Egypt’s Prime Minister Mostafa Madbouly has followed up on the steps taken to implement a decision to exempt the importers of production equipment from having to use the Central Bank of Egypt’s (CBE) letter of credit system.
In a meeting on Sunday, new CBE governor Hassan Abdullah briefed Madbouly on the efforts exerted to implement the decision, which aims to support the industrial sector in accordance with Abdel-Fattah El-Sisi’s directives.
Last February, the CBE issued new rules obliging all importers to use letters of credit to finance their imports instead of the earlier collection system, which had been in force for many years.
Foreign companies and subsidiaries have been exempted from the rules.
However, the new decision was met with objections from importers, who said it would worsen existing supply chain issues, take more time, increase production costs and, accordingly, lead to higher inflation.

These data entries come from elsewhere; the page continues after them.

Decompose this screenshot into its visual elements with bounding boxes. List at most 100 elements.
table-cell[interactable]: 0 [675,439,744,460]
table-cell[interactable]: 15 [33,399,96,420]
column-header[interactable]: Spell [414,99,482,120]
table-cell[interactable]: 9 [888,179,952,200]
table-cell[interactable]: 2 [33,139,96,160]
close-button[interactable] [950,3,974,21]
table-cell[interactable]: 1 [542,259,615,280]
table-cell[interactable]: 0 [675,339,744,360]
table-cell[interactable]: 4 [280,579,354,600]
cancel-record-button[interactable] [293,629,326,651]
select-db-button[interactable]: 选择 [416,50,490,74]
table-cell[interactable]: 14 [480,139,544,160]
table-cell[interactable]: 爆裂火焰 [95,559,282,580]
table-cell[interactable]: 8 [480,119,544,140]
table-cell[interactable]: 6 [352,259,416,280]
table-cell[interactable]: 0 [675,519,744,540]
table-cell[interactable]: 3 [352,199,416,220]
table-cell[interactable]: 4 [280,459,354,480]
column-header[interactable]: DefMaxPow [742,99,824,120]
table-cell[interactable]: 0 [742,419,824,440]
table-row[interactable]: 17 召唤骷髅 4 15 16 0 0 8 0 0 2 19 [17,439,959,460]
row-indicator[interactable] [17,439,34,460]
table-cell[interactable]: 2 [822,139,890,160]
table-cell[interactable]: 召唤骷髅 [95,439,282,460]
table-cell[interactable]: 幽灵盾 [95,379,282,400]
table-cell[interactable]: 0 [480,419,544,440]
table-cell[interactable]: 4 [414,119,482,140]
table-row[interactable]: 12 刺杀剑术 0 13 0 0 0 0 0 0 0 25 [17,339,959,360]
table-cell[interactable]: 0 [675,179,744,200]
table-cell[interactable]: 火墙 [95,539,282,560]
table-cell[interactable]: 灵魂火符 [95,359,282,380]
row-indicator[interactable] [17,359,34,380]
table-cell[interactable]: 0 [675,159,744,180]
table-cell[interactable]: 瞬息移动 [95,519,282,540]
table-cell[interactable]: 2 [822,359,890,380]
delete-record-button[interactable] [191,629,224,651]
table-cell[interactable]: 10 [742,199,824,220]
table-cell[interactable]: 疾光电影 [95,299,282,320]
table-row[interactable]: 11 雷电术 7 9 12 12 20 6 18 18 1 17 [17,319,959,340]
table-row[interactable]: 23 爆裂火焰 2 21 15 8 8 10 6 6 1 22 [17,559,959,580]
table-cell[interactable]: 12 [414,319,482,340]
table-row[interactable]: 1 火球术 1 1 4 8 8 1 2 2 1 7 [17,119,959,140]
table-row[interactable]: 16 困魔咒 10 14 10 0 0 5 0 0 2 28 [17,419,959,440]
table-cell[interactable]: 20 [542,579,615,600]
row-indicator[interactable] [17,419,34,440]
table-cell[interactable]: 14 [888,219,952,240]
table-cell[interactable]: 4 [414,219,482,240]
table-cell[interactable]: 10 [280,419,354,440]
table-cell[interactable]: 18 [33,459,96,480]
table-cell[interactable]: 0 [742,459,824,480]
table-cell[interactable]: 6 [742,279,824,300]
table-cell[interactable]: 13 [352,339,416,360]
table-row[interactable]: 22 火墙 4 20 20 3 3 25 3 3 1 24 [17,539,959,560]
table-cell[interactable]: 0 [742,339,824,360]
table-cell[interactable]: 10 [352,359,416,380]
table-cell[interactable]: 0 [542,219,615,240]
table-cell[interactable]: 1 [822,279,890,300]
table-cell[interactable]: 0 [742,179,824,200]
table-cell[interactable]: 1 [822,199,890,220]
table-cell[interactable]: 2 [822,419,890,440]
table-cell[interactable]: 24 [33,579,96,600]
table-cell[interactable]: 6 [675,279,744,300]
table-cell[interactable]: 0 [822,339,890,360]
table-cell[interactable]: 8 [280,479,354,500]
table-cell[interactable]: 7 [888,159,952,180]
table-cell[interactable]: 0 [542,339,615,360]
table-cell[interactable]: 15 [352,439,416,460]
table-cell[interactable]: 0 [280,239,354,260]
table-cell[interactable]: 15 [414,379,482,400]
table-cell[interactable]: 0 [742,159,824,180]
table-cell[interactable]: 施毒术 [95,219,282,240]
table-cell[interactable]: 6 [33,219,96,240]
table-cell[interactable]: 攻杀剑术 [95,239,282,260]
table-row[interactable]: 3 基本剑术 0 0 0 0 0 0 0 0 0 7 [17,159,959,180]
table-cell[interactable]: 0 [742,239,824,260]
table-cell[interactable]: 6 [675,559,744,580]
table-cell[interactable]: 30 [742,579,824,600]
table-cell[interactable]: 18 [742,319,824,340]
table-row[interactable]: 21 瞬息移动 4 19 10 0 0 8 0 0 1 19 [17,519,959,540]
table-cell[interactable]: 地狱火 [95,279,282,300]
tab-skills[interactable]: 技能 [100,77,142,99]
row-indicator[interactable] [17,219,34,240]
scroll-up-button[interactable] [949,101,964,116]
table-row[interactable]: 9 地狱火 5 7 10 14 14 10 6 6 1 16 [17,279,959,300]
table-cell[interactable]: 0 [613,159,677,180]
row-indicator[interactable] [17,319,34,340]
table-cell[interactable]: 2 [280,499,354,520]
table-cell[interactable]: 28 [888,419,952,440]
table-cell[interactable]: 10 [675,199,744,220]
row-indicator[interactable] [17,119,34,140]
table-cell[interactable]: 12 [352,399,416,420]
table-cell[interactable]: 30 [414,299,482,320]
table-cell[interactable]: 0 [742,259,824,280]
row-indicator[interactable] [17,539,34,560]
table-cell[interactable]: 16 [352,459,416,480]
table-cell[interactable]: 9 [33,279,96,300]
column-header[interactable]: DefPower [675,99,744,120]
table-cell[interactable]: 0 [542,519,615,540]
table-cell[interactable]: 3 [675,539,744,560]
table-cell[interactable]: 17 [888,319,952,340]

As a result, President El-Sisi issued a decision in May excluding the importers of production supplies and raw materials from the new system.
Madbouly and Abdullah also discussed the proposed policies for dealing with this issue in the future to secure the availability of various products in the local market and to keep the production wheels moving and the economy running, a cabinet statement read.
The meeting also saw discussions on a number of economic issues, including the indices of the monetary policy as well as the positive effect expected following a recent decision by the CBE to cancel the maximum limit for deposits at banks and ATMs.
During the COVID-19 crisis, the CBE set a maximum limit for cash deposits as part of measures to face its global economic impact.
They also touched upon a host of proposed time-bound measures to deal with the current economic situation and the repercussions of the global crisis in a manner that ensures full integration and coordination in monetary policies, the statement noted.
In addition, the meeting tackled the government efforts to improve the investment climate and how to stimulate the private sector’s engagement in the economy.